Wirral: Workers and community defeat school pay cuts
Wirral Unison has announced a substantial victory for school support staff at Woodchurch Road Primary School. Some pay cuts have been paused until July and others withdrawn completely.
At the start of the school year the senior leadership team in the school announced plans to cut the hours of teaching assistants and play workers by between 16% and 20% from January. This meant the workers, mainly low-paid women, faced pay cuts of up to £3,885 just after Christmas. Despite the school’s protestations, this would clearly have a substantial and detrimental impact on the children at the school.

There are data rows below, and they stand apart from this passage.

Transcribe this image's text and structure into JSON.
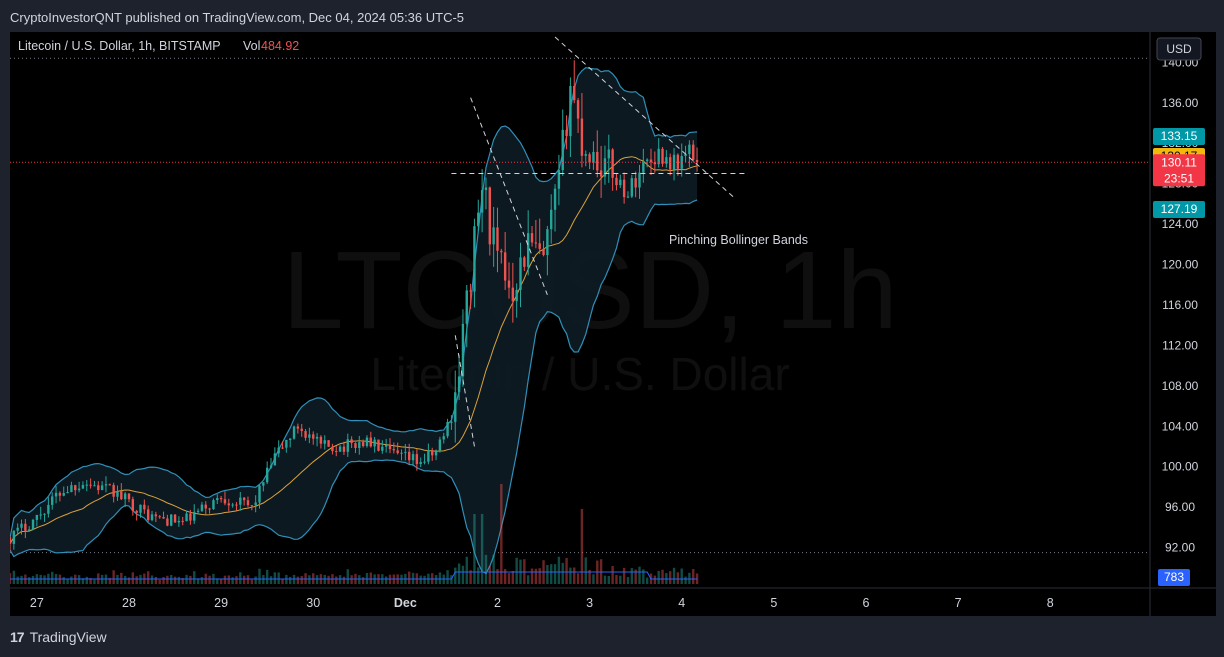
{
  "header": {
    "published": "CryptoInvestorQNT published on TradingView.com, Dec 04, 2024 05:36 UTC-5"
  },
  "legend": {
    "symbol": "Litecoin / U.S. Dollar, 1h, BITSTAMP",
    "vol_label": "Vol",
    "vol_value": "484.92"
  },
  "watermark": {
    "ticker": "LTCUSD, 1h",
    "name": "Litecoin / U.S. Dollar"
  },
  "currency_button": "USD",
  "annotation": "Pinching Bollinger Bands",
  "price_tags": {
    "upper_band": "133.15",
    "middle_band": "130.17",
    "last_price": "130.11",
    "countdown": "23:51",
    "lower_band": "127.19",
    "volume": "783"
  },
  "footer": {
    "brand": "TradingView"
  },
  "colors": {
    "up": "#26a69a",
    "down": "#ef5350",
    "band": "#2f8fb8",
    "basis": "#d9a23a",
    "band_fill": "#0e1c25",
    "upper_tag": "#0097a7",
    "middle_tag": "#f0b90b",
    "price_tag": "#f23645",
    "lower_tag": "#0097a7",
    "volume_tag": "#2962ff"
  },
  "chart_data": {
    "type": "candlestick",
    "ylim": [
      88,
      143
    ],
    "y_ticks": [
      92,
      96,
      100,
      104,
      108,
      112,
      116,
      120,
      124,
      128,
      132,
      136,
      140
    ],
    "x_ticks": [
      {
        "label": "27",
        "hour": 0
      },
      {
        "label": "28",
        "hour": 24
      },
      {
        "label": "29",
        "hour": 48
      },
      {
        "label": "30",
        "hour": 72
      },
      {
        "label": "Dec",
        "hour": 96
      },
      {
        "label": "2",
        "hour": 120
      },
      {
        "label": "3",
        "hour": 144
      },
      {
        "label": "4",
        "hour": 168
      },
      {
        "label": "5",
        "hour": 192
      },
      {
        "label": "6",
        "hour": 216
      },
      {
        "label": "7",
        "hour": 240
      },
      {
        "label": "8",
        "hour": 264
      }
    ],
    "x_range": [
      -7,
      290
    ],
    "anchors": [
      [
        -7,
        93
      ],
      [
        0,
        95
      ],
      [
        6,
        97.5
      ],
      [
        12,
        98.5
      ],
      [
        20,
        97.5
      ],
      [
        30,
        95
      ],
      [
        38,
        94.5
      ],
      [
        48,
        97
      ],
      [
        56,
        96
      ],
      [
        62,
        101
      ],
      [
        68,
        104
      ],
      [
        74,
        102
      ],
      [
        80,
        102
      ],
      [
        86,
        102.5
      ],
      [
        94,
        101
      ],
      [
        100,
        100.5
      ],
      [
        104,
        101.5
      ],
      [
        108,
        105
      ],
      [
        110,
        110
      ],
      [
        114,
        122
      ],
      [
        116,
        128
      ],
      [
        120,
        120
      ],
      [
        124,
        118
      ],
      [
        128,
        122
      ],
      [
        132,
        120
      ],
      [
        136,
        128
      ],
      [
        139,
        138
      ],
      [
        142,
        132
      ],
      [
        146,
        130.5
      ],
      [
        150,
        129
      ],
      [
        154,
        127
      ],
      [
        158,
        130
      ],
      [
        162,
        131
      ],
      [
        166,
        130
      ],
      [
        170,
        131
      ],
      [
        172,
        130.1
      ]
    ],
    "notable_high": 140.2,
    "last_close": 130.11,
    "bands_last": {
      "upper": 133.15,
      "basis": 130.17,
      "lower": 127.19
    },
    "volume_last": 783
  }
}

Wirral Unison immediately called on the council to intervene and support the school in addressing its problems without making cuts. Sadly the response of the council was ‘there’s nothing we can do, it’s down to the school’. Faced with official indifference, Unison balloted its 21 affected members for strike action – the response was amazing! 100% of members voted in the ballot, and 100% voted for strike action. It was also clear that the support for the strike extended beyond those workers who faced the pay cuts.
The ballot was accompanied by a public and high profile community campaign. A public meeting was attended by nearly 150, and over 2,000 viewed it on Facebook in the day that followed. The local MP, Mick Whitley, was very supportive, and we got significant press coverage. Every local shop and takeaway took our petition and displayed our posters. This, allied to the clear determination of the support staff, was undoubtedly starting to have an impact.
Motions were passed by a number of Labour Party branches, supporting the strike and calling on the council to intervene. Wirral is a minority-Labour council, and this political pressure was also beginning to tell.
Just days before the strike, the cuts to play workers were withdrawn, and the cuts to teaching assistants were deferred to July. That was welcome news; but for the workers and Wirral Unison it was not enough. We pressed for and got agreement from the council to set up a school action group with a clear remit to address the key issues at the school. This will involve the senior leadership team, councillors, council officers and trade union reps. This, it is hoped, will remove the need for any cuts in the future.
Wirral Unison and the workers at the school took a strong and determined stance, and kept the pressure on the council to intervene. That is an approach that has delivered the fantastic results we’ve had so far. This may have been a localised dispute, but for the workers at the school, and the local community, it was a massive one; and the lessons are there for communities and union branches across the country. We can win!